Aussi, durant ce colloque, qui réunissait spécialistes de la maladie et patients, les deux aspects de ce syndrome n’ont cessé de se côtoyer. Les professionnels décrivent l’importance d’optimiser les traitements pour améliorer la qualité de vie durant la première phase ; les malades, ou leur famille, insistent sur le manque de formation des personnels soignants et l’absence d’institution spécialisée pour les parkinsoniens lourds dans la deuxième période d’évolution de la maladie.
Détresse et épuisement.
Les prises de parole sont éloquentes : «Je viens vous faire part de ma détresse et de mon découragement. Ma mère est dans une maison de retraite médicalisée, et pourtant, quand je dois m’absenter quelques jours, je paye une auxiliaire de vie, privée, qui me remplace à ses côtés.» Cette femme raconte le quotidien d’un malade en maison de retraite, où les horaires de prises de médicaments ne sont pas respectés, où les patients ne sont pas stimulés, où le personnel est ignorant des spécificités de la maladie. Vient le tour de cet homme de 80 ans dont la femme est en maison de retraite municipale depuis un an, après dix ans de soins constants à la maison et qui n’est jamais sûr, lui non plus, que son épouse aura ses médicaments à l’heure prescrite : «J’ai dû parfois puiser dans le stock que j’ai encore à la maison car les médicaments n’avaient pas été livrés.»
Dans certains départements, des bénévoles assurent des formations en institution. L’un d’eux prend la parole : «Nous allons en crever, pas de la maladie, mais d’épuisement. Il y a tant à faire; le personnel qui s’occupe de nos parkinsoniens dans les maisons de retraite est de bonne volonté, mais est en nombre insuffisant et mal payé.»
Il a fallu au Pr Destée un certain courage pour reprendre la parole après ces nombreux témoignages qui évoquent l’avenir sombre de cette maladie dont on ne soigne que les symptômes, en attendant d’en comprendre les origines. Il souhaitait rappeler qu’il voyait aujourd’hui des malades se rendre seuls, de façon autonome, à ses consultations, chose impensable il y a vingt ans : «Les médecins spécialisés dans d’autres pathologies, je pense, par exemple, à la maladie d’Alzheimer, nous envient. Nous avons un traitement. Il n’est pas curatif, mais il permet de faire disparaître les symptômes pendant des années, de retarder l’entrée dans la dépendance, d’allonger l’espérance de vie de cinqans en moyenne.»
La maladie de Parkinson concerne 100 000 personnes diagnostiquées, nombre auquel il faut ajouter 30 à 40 %, les malades méconnus, en raison de la banalisation des symptômes à un âge où l’on attribue souvent la rigidité aux rhumatismes, les tremblements à un début de sénilité.

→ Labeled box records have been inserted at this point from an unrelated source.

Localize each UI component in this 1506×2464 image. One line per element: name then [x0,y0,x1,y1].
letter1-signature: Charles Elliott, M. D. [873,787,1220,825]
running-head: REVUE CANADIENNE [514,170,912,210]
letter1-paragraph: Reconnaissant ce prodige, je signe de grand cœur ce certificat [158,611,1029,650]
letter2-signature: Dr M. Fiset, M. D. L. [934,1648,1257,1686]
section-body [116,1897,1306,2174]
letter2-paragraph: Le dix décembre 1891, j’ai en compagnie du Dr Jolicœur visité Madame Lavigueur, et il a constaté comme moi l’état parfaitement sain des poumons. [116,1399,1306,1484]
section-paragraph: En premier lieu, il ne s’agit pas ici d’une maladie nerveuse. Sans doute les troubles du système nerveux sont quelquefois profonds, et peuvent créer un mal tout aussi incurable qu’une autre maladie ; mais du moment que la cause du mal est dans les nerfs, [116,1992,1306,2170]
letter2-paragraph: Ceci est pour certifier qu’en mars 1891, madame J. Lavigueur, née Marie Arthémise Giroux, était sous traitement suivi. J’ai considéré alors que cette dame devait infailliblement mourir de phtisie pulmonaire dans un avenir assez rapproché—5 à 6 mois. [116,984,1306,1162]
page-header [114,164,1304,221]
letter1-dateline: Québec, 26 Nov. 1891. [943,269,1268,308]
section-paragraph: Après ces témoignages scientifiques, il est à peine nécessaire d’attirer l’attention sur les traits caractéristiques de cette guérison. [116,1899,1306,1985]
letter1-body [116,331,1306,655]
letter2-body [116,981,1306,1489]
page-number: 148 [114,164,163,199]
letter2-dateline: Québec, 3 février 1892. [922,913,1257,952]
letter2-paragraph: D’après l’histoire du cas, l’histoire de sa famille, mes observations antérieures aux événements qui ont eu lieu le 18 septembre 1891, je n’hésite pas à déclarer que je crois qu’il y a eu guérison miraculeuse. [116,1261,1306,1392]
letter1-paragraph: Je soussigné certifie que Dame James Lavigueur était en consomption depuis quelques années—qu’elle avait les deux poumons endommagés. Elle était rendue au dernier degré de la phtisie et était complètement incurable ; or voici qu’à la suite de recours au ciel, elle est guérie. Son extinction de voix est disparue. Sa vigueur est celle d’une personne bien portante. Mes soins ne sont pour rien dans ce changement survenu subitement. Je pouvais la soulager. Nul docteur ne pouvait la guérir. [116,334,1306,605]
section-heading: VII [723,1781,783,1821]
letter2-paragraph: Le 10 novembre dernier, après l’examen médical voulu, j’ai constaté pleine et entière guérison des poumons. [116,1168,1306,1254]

La France est le seul pays européen à ne pas disposer de centre spécialisé dans l’accueil de parkinsoniens. Une première expérience menée dans un Ehpad (établissement d’hébergement pour personnes âgées dépendantes) du Cantal montre la voie, avec l’accueil de 15 malades souffrant de Parkinson dans une structure de 70 résidents.
* Colloque organisé et présidé par Alain Gournac, sénateur des Yvelines, et Gérard Bapt, député de la Haute-Garonne, sous l’égide et avec le concours de la Fédération française de neurologie, l’Association France Parkinson (www.franceparkinson.fr) et de la Fédération française des groupements de parkinsoniens.
** Conférence de consensus « La maladie de Parkinson : critères diagnostiques et thérapeutiques », 3 mars 2000 (texte disponible sur le site de la Haute Autorité de santé, www.has-sante.fr).